Si les échéanciers sont respectés et que sa prépublication est effectuée d’ici la fin de l’été, le règlement de Santé Canada devrait entrer en vigueur au début de l’automne 2008. Toutefois, on peut d’ores et déjà exclure la mise sur pied d’une campagne médiatique qui aurait informé la population sur les raisons qui ont convaincu le gouvernement de bannir les « douces » et les « légères ». « On a déjà mené de telles campagnes de sensibilisation dans le passé et elles ont plus ou moins bien atteint leur objectif, signale Mme Belle-Isle, avant d’ajouter que « ce type d’activités est toujours très délicat parce qu’il fournit de la publicité indirecte aux fabricants. »

Retrait « volontaire » des manufacturiers

Rappelons qu’en novembre 2006, le Bureau de la concurrence annonçait, par voie de communiqué, s’être entendu avec les trois grands cigarettiers canadiens (Imperial Tobacco Canada, JTI-Macdonald et Rothmans Benson & Hedges), pour qu’ils retirent « de manière volontaire » (et avant d’y être obligés par le règlement fédéral) les qualificatifs « douces » et « légères » des paquets de cigarettes vendus au Canada.

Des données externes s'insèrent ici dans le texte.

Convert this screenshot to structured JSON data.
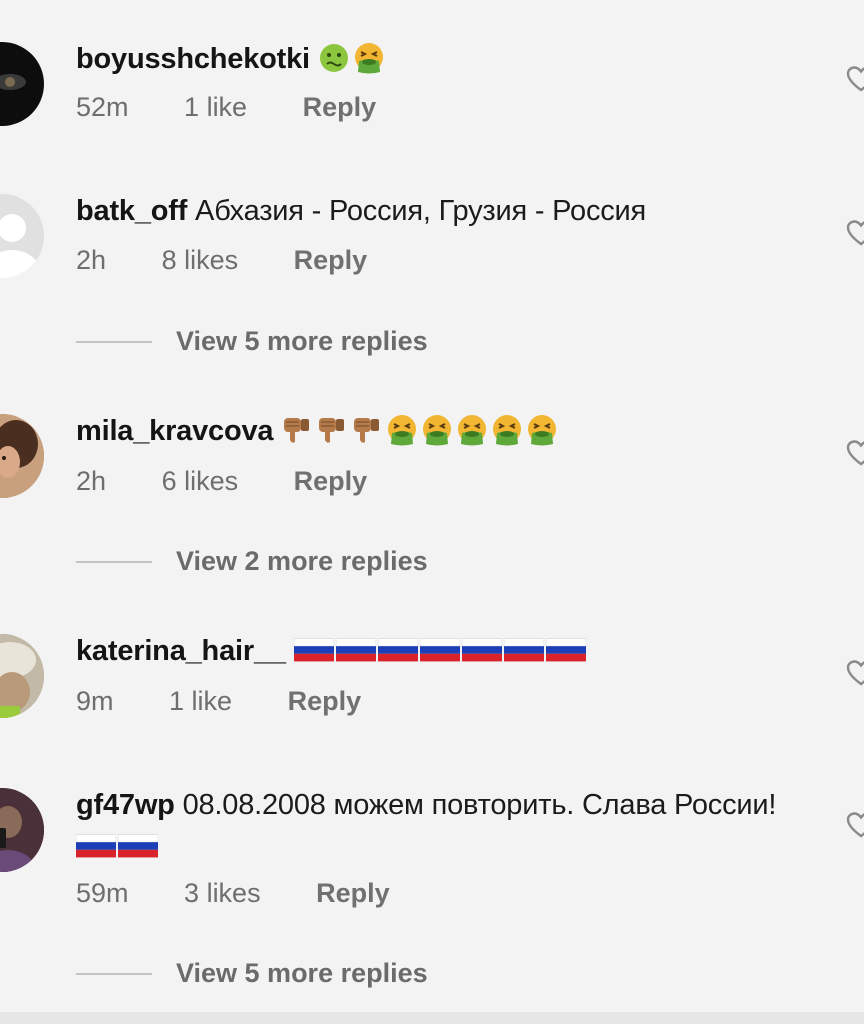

Cette mesure, amorcée en décembre 2006, devrait être complétée le 31 juillet 2007.

Les experts en santé publique qui ont déposé la plainte à l’origine des accords conclus avec les fabricants, déplorent que les motifs du retrait ne figurent nulle part et affirment que la tromperie va se poursuivre en dépit de ce « retrait volontaire » (voir Info-tabac no 67).

À l’échelle mondiale

En vertu de l’article 11 de la Convention-cadre pour la lutte antitabac de l’Organisation mondiale de la santé, les pays qui, comme le Canada, ont ratifié le traité doivent interdire les « termes, descriptifs, marques commerciales, signes figuratifs ou autres qui donnent directement ou indirectement l’impression erronée qu’un produit du tabac particulier est moins nocif que d’autres ».

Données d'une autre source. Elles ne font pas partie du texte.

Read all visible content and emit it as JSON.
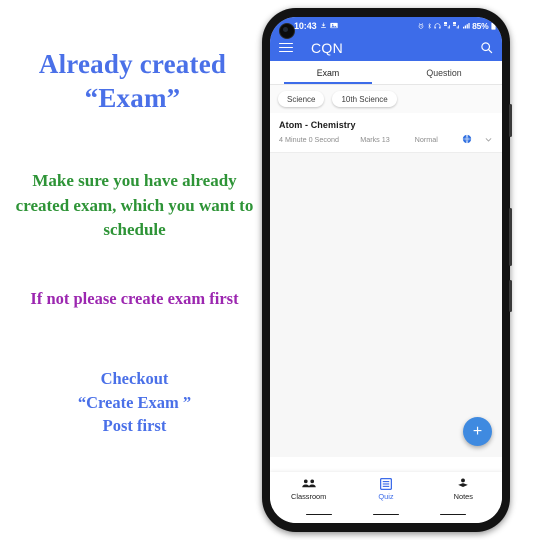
{
  "annotations": {
    "title": "Already created\n“Exam”",
    "green_note": "Make sure you have already created exam, which you want to schedule",
    "purple_note": "If not please create exam first",
    "blue_note": "Checkout\n“Create Exam ”\nPost first",
    "colors": {
      "title": "#4a70e8",
      "green": "#2e9437",
      "purple": "#9c27b0",
      "blue": "#4a70e8"
    }
  },
  "phone": {
    "statusbar": {
      "time": "10:43",
      "battery": "85%",
      "icons_left": [
        "downloads-icon",
        "screenshot-icon"
      ],
      "icons_right": [
        "alarm-icon",
        "bluetooth-icon",
        "headset-icon",
        "sim1-signal-icon",
        "sim2-signal-icon",
        "wifi-signal-icon",
        "battery-icon"
      ]
    },
    "appbar": {
      "menu_icon": "hamburger-menu-icon",
      "title": "CQN",
      "search_icon": "search-icon",
      "background": "#3d6ce9"
    },
    "tabs": [
      {
        "label": "Exam",
        "active": true
      },
      {
        "label": "Question",
        "active": false
      }
    ],
    "chips": [
      {
        "label": "Science"
      },
      {
        "label": "10th Science"
      }
    ],
    "exam_card": {
      "title": "Atom - Chemistry",
      "duration": "4 Minute 0 Second",
      "marks": "Marks 13",
      "level": "Normal",
      "visibility_icon": "globe-public-icon",
      "expand_icon": "chevron-down-icon"
    },
    "fab": {
      "label": "+",
      "icon": "plus-icon",
      "color": "#3f8ae0"
    },
    "bottom_nav": [
      {
        "label": "Classroom",
        "icon": "people-group-icon",
        "active": false
      },
      {
        "label": "Quiz",
        "icon": "list-quiz-icon",
        "active": true
      },
      {
        "label": "Notes",
        "icon": "book-notes-icon",
        "active": false
      }
    ]
  }
}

À ce jour, au moins une quarantaine de pays, incluant les 27 qui forment l’Union européenne, ont banni les appellations trompeuses. Néanmoins, dans la plupart des cas, l’interdiction se limite aux « douces » et « légères » et non à l’ensemble des termes leur servant de synonymes.

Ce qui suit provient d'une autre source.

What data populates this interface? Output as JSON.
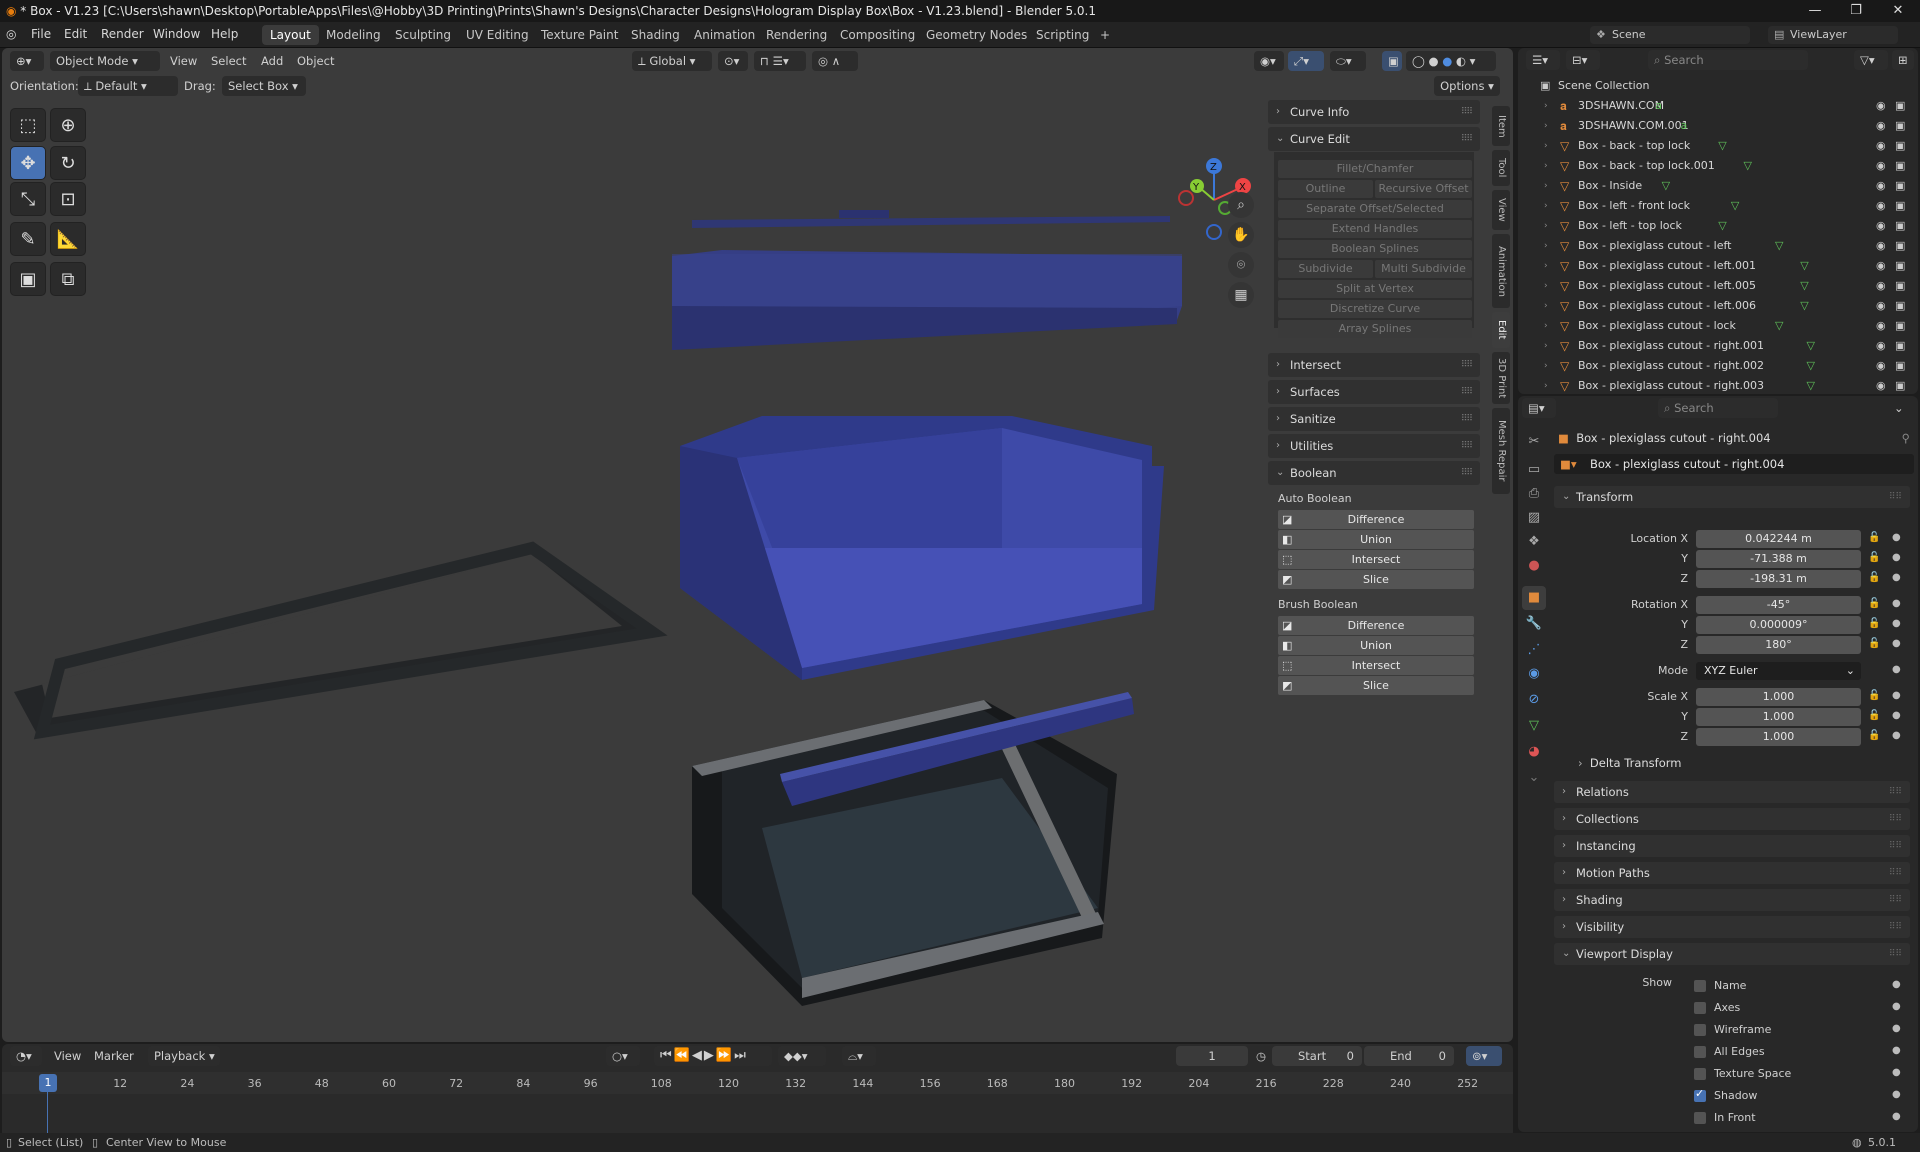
{
  "title": "* Box - V1.23 [C:\\Users\\shawn\\Desktop\\PortableApps\\Files\\@Hobby\\3D Printing\\Prints\\Shawn's Designs\\Character Designs\\Hologram Display Box\\Box - V1.23.blend] - Blender 5.0.1",
  "menu": [
    "File",
    "Edit",
    "Render",
    "Window",
    "Help"
  ],
  "workspaces": [
    "Layout",
    "Modeling",
    "Sculpting",
    "UV Editing",
    "Texture Paint",
    "Shading",
    "Animation",
    "Rendering",
    "Compositing",
    "Geometry Nodes",
    "Scripting",
    "+"
  ],
  "scene": {
    "scene_label": "Scene",
    "viewlayer_label": "ViewLayer",
    "search_placeholder": "Search"
  },
  "viewport": {
    "mode": "Object Mode",
    "menus": [
      "View",
      "Select",
      "Add",
      "Object"
    ],
    "transform": "Global",
    "orientation_label": "Orientation:",
    "orientation_value": "Default",
    "drag_label": "Drag:",
    "drag_value": "Select Box",
    "options": "Options",
    "gizmo": {
      "x": "X",
      "y": "Y",
      "z": "Z"
    }
  },
  "npanel": {
    "curve_info": "Curve Info",
    "curve_edit": "Curve Edit",
    "curve_buttons": {
      "fillet": "Fillet/Chamfer",
      "outline": "Outline",
      "recursive": "Recursive Offset",
      "separate": "Separate Offset/Selected",
      "extend": "Extend Handles",
      "boolean_splines": "Boolean Splines",
      "subdivide": "Subdivide",
      "multi": "Multi Subdivide",
      "split": "Split at Vertex",
      "discretize": "Discretize Curve",
      "array": "Array Splines"
    },
    "intersect": "Intersect",
    "surfaces": "Surfaces",
    "sanitize": "Sanitize",
    "utilities": "Utilities",
    "boolean": "Boolean",
    "auto_boolean": "Auto Boolean",
    "brush_boolean": "Brush Boolean",
    "ops": [
      "Difference",
      "Union",
      "Intersect",
      "Slice"
    ],
    "tabs": [
      "Item",
      "Tool",
      "View",
      "Animation",
      "Edit",
      "3D Print",
      "Mesh Repair"
    ]
  },
  "timeline": {
    "menus": [
      "View",
      "Marker",
      "Playback"
    ],
    "current_frame": "1",
    "start_label": "Start",
    "start": "0",
    "end_label": "End",
    "end": "0",
    "ticks": [
      "1",
      "12",
      "24",
      "36",
      "48",
      "60",
      "72",
      "84",
      "96",
      "108",
      "120",
      "132",
      "144",
      "156",
      "168",
      "180",
      "192",
      "204",
      "216",
      "228",
      "240",
      "252"
    ]
  },
  "status": {
    "left": "Select (List)",
    "mid": "Center View to Mouse",
    "version": "5.0.1"
  },
  "outliner": {
    "root": "Scene Collection",
    "items": [
      "3DSHAWN.COM",
      "3DSHAWN.COM.001",
      "Box - back - top lock",
      "Box - back - top lock.001",
      "Box - Inside",
      "Box - left - front lock",
      "Box - left - top lock",
      "Box - plexiglass cutout - left",
      "Box - plexiglass cutout - left.001",
      "Box - plexiglass cutout - left.005",
      "Box - plexiglass cutout - left.006",
      "Box - plexiglass cutout - lock",
      "Box - plexiglass cutout - right.001",
      "Box - plexiglass cutout - right.002",
      "Box - plexiglass cutout - right.003"
    ]
  },
  "properties": {
    "object_name": "Box - plexiglass cutout - right.004",
    "data_name": "Box - plexiglass cutout - right.004",
    "search_placeholder": "Search",
    "transform": "Transform",
    "loc_label": "Location X",
    "y": "Y",
    "z": "Z",
    "loc_x": "0.042244 m",
    "loc_y": "-71.388 m",
    "loc_z": "-198.31 m",
    "rot_label": "Rotation X",
    "rot_x": "-45°",
    "rot_y": "0.000009°",
    "rot_z": "180°",
    "mode_label": "Mode",
    "mode": "XYZ Euler",
    "scale_label": "Scale X",
    "scale_x": "1.000",
    "scale_y": "1.000",
    "scale_z": "1.000",
    "delta": "Delta Transform",
    "sections": [
      "Relations",
      "Collections",
      "Instancing",
      "Motion Paths",
      "Shading",
      "Visibility"
    ],
    "viewport_display": "Viewport Display",
    "show_label": "Show",
    "show": [
      {
        "label": "Name",
        "on": false
      },
      {
        "label": "Axes",
        "on": false
      },
      {
        "label": "Wireframe",
        "on": false
      },
      {
        "label": "All Edges",
        "on": false
      },
      {
        "label": "Texture Space",
        "on": false
      },
      {
        "label": "Shadow",
        "on": true
      },
      {
        "label": "In Front",
        "on": false
      }
    ]
  }
}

L’illusion de la « légèreté »

Malgré leur prétention, les cigarettes dites « légères » n’ont jamais été moins toxiques que les autres, estiment les experts. Contrairement aux produits alimentaires sur lesquels on peut déceler une réelle différence (apport énergétique, sucre, sel ou matières grasses), les chiffres relatifs au niveau de goudron et à celui des autres émissions toxiques inscrits sur le côté des paquets ne reflèteraient pas les quantités absorbées par les fumeurs, puisqu’ils sont mesurés à partir de « machines à fumer » qui ne reproduisent pas le comportement humain.

Afin de tirer le maximum de leurs « légères », les « vrais » fumeurs bouchent, avec leurs doigts, les minuscules trous de ventilation situés sur le filtre, prennent davantage de bouffées et laissent filer moins de temps entre chacune d’entre elles.